Des débats sont en cours au sein de l'Union européenne, dans lesquels la France s'exprime d'une voix forte. Certains États – ne nous le cachons pas – considèrent cependant que tous les instruments ne peuvent pas être mélangés. À cet égard, tous les contacts sont utiles, et ceux que vous-mêmes avez, Mesdames et Messieurs les parlementaires, avec des parlementaires d'autres pays membres sont importants, car tout ne va pas de soi pour un certain nombre d'États. En tout cas, des progrès ont été faits par rapport à la situation que nous connaissions il y a sept ou huit ans. Les nouveaux accords de l'Union européenne comportent tous une référence explicite à l'accord de Paris. Il a même été possible d'introduire dans l'accord avec Singapour et l'accord avec le Vietnam une référence explicite aux engagements pris dans le cadre de l'accord de Paris, alors même que les négociations des accords avec ces pays s'étaient terminées avant la signature de ce dernier. De même, lorsque nous avons mis à jour l'accord antérieur avec le Mexique, des références au principe de précaution, à la responsabilité sociale des entreprises, au travail décent et au commerce responsable ont été introduites.

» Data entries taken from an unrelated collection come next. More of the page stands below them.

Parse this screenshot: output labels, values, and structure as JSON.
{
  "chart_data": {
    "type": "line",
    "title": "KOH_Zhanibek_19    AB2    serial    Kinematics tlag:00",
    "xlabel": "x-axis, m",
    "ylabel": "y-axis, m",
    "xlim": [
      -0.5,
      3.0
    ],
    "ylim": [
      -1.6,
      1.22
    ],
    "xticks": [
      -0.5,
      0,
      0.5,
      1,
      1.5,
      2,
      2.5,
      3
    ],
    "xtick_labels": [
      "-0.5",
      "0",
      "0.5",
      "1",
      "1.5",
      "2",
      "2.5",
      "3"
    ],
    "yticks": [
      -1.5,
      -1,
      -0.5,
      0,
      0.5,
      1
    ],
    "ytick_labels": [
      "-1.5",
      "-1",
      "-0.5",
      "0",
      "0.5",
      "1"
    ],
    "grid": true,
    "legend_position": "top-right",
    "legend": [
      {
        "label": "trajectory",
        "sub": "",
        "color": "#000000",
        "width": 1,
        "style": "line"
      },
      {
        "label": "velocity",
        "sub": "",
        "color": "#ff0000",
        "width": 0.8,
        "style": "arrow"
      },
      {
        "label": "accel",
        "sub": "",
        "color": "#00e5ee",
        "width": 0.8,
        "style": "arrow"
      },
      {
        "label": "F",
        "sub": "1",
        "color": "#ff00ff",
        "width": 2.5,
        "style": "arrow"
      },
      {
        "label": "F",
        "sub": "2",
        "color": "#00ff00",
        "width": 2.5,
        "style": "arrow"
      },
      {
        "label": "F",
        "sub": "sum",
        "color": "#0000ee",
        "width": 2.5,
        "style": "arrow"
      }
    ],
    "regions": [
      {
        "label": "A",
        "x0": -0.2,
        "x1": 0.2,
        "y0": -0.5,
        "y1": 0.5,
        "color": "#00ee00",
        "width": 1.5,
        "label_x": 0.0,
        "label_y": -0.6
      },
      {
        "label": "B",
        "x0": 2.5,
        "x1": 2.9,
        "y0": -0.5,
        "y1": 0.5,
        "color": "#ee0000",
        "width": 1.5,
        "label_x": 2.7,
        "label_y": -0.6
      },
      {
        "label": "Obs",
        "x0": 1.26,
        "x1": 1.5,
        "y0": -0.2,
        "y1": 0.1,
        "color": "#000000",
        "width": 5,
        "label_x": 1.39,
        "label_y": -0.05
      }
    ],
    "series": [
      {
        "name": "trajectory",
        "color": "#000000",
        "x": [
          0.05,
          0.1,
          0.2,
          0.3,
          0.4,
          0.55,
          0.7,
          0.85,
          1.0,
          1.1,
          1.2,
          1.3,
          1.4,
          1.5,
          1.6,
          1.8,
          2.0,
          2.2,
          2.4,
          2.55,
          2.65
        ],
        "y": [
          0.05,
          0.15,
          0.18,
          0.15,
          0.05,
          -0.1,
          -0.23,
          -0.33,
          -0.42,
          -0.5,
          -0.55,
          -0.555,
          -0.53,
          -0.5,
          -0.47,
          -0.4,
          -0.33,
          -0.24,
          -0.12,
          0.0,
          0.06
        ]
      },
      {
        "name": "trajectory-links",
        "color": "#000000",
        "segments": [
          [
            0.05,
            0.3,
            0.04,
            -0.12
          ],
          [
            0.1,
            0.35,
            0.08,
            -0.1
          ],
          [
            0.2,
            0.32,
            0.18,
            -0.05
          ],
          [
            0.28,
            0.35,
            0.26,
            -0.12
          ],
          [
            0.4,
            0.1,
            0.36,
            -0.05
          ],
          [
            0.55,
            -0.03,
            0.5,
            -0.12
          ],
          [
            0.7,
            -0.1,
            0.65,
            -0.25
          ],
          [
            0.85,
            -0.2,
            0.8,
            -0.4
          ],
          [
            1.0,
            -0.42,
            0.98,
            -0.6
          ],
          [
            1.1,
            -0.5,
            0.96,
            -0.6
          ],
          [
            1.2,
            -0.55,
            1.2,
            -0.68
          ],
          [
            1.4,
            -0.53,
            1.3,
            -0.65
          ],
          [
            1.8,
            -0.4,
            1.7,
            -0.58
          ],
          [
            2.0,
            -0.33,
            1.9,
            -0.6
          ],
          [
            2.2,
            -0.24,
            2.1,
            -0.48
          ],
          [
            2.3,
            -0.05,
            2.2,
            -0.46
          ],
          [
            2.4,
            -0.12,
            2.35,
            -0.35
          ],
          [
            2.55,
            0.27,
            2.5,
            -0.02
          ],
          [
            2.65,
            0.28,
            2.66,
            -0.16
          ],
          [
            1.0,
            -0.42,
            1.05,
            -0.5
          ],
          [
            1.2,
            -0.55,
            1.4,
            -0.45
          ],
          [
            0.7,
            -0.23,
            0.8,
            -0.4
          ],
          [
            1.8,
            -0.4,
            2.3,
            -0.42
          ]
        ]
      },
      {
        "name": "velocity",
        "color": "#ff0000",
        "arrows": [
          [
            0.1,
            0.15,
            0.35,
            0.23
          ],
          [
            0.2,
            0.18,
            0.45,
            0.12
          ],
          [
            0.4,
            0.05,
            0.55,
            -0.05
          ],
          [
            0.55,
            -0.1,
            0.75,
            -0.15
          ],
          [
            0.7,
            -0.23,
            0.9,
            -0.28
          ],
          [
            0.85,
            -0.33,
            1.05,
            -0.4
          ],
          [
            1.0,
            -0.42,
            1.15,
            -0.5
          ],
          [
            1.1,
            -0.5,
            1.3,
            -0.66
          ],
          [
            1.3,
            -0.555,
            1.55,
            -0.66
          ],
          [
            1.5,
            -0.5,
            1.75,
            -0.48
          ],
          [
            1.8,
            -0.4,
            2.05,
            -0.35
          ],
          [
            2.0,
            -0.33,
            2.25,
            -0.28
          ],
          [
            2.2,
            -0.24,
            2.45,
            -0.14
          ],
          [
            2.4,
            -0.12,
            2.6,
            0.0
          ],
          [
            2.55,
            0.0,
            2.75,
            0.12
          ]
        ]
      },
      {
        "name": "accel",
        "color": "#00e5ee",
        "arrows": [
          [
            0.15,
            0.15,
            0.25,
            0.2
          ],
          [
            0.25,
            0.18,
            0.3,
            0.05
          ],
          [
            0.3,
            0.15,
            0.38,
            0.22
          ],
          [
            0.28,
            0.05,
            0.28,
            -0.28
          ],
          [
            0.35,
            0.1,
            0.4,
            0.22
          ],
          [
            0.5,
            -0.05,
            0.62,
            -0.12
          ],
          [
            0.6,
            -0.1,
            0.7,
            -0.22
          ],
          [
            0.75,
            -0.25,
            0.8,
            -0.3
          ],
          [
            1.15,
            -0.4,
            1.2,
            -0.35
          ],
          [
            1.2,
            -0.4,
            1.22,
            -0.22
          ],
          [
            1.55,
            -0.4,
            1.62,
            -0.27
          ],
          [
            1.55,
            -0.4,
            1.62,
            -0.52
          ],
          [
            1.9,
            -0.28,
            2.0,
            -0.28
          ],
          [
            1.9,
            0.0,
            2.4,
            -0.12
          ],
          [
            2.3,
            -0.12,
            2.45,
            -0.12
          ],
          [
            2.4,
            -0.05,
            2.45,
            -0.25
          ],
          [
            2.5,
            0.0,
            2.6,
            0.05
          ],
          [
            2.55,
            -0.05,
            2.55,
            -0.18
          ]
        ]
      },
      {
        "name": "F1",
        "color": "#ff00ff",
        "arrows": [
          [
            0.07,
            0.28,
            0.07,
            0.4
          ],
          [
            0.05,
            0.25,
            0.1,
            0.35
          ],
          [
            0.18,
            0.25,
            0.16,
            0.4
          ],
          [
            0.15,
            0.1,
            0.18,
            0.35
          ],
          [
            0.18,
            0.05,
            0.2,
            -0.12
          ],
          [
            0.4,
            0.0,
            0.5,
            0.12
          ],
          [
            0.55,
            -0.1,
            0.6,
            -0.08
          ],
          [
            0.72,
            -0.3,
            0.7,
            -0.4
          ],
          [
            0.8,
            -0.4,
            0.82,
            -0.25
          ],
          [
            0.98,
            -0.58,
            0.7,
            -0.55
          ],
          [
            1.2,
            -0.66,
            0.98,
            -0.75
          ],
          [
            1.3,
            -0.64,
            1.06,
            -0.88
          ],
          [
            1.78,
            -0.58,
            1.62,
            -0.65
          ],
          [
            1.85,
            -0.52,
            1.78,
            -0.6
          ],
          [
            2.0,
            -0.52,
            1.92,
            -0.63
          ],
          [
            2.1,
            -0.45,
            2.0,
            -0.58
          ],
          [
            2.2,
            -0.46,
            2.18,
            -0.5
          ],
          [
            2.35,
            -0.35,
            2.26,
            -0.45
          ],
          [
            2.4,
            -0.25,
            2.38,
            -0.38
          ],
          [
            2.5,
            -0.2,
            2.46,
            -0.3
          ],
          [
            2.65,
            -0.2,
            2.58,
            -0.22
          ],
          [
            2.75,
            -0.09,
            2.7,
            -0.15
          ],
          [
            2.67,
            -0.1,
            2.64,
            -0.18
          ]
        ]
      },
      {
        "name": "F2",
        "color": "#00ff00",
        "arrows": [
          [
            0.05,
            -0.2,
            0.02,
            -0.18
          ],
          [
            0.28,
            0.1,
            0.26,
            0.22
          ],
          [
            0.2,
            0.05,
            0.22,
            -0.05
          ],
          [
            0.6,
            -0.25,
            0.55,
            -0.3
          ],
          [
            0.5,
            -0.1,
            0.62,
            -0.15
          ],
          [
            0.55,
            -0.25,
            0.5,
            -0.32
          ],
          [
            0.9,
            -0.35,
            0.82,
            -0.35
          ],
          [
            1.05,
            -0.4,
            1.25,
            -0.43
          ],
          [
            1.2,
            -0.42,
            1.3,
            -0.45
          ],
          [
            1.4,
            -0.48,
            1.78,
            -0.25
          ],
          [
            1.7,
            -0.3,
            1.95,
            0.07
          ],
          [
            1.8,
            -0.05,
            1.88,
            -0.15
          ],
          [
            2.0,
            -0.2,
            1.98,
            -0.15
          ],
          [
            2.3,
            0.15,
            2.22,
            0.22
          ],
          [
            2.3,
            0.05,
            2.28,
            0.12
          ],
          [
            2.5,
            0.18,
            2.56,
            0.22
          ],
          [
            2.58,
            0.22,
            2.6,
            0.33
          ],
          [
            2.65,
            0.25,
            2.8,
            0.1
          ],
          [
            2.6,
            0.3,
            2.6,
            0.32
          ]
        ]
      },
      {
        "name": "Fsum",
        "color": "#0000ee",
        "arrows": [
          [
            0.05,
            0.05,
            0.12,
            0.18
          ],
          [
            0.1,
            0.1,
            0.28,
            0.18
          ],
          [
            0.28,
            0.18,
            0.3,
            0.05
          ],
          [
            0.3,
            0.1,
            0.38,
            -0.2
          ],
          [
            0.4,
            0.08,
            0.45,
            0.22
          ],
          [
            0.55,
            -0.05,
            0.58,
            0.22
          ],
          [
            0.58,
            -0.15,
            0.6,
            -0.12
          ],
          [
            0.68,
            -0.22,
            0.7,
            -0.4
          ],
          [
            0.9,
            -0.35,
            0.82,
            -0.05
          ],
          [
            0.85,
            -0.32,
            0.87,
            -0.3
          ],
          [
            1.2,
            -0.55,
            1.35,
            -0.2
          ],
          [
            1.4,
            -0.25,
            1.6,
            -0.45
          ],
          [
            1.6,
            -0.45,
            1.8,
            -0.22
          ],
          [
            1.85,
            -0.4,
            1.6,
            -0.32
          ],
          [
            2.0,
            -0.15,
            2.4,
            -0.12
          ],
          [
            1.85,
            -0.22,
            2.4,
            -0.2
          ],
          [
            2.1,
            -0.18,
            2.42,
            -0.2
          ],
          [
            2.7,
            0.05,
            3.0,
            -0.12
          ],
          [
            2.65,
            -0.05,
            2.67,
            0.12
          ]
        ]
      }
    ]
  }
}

Quant au respect des droits de l'homme, la Commission européenne a récemment lancé une procédure de suspension des préférences commerciales dont bénéficie le Cambodge en raison de la dégradation de la situation. Vous connaissez la situation des Rohingyas. Vous savez aussi que des conventions internationales sont violées, dans différents secteurs, avec des expropriations forcées, le travail des enfants… Nous sommes donc vigilants, avec la Commission européenne, pour intervenir lorsque ces situations se présentent.

L'Union européenne et la République de Corée ont conclu en 2011 un accord de libre-échange, au demeurant très bénéfique puisque la balance commerciale de l'Union européenne avec ce pays est redevenue excédentaire. Nous avons cependant décidé récemment d'activer le mécanisme de règlement des différends relatifs au chapitre « développement durable » parce que la Corée n'a toujours pas ratifié quatre conventions fondamentales de l'OIT. La Commission estime qu'elle ne respecte pas son engagement de promouvoir la liberté d'association et la négociation collective, pourtant jugé contraignant, même sans ratification de la convention de l'OIT associée.

Il importe donc que la Commission, au-delà de sa fonction de négociation, puisse renforcer sa capacité à faire respecter les accords signés. Nous plaidons pour une forme de « procureur commercial européen », pour des services disposant de moyens renforcés au sein de la direction générale du commerce de la Commission européenne, qui fassent respecter certains engagements clés à nos yeux.

Voilà un petit tour d'horizon que je pourrai compléter en répondant à vos questions précises.

Ce qui nous anime, c'est la volonté de faire évoluer la politique commerciale et de passer du libre-échange au juste échange. Ce n'est pas un concept marketing. Il faut que nous arrivions à peser pour que le développement durable – environnemental ou social – soit toujours plus intégré à la politique commerciale de l'Union européenne. Je considère aussi cette audition comme un début. Nous devons rendre des comptes au Parlement sur cette politique toujours plus intégrée mais dont les peuples doivent être informés en temps réel.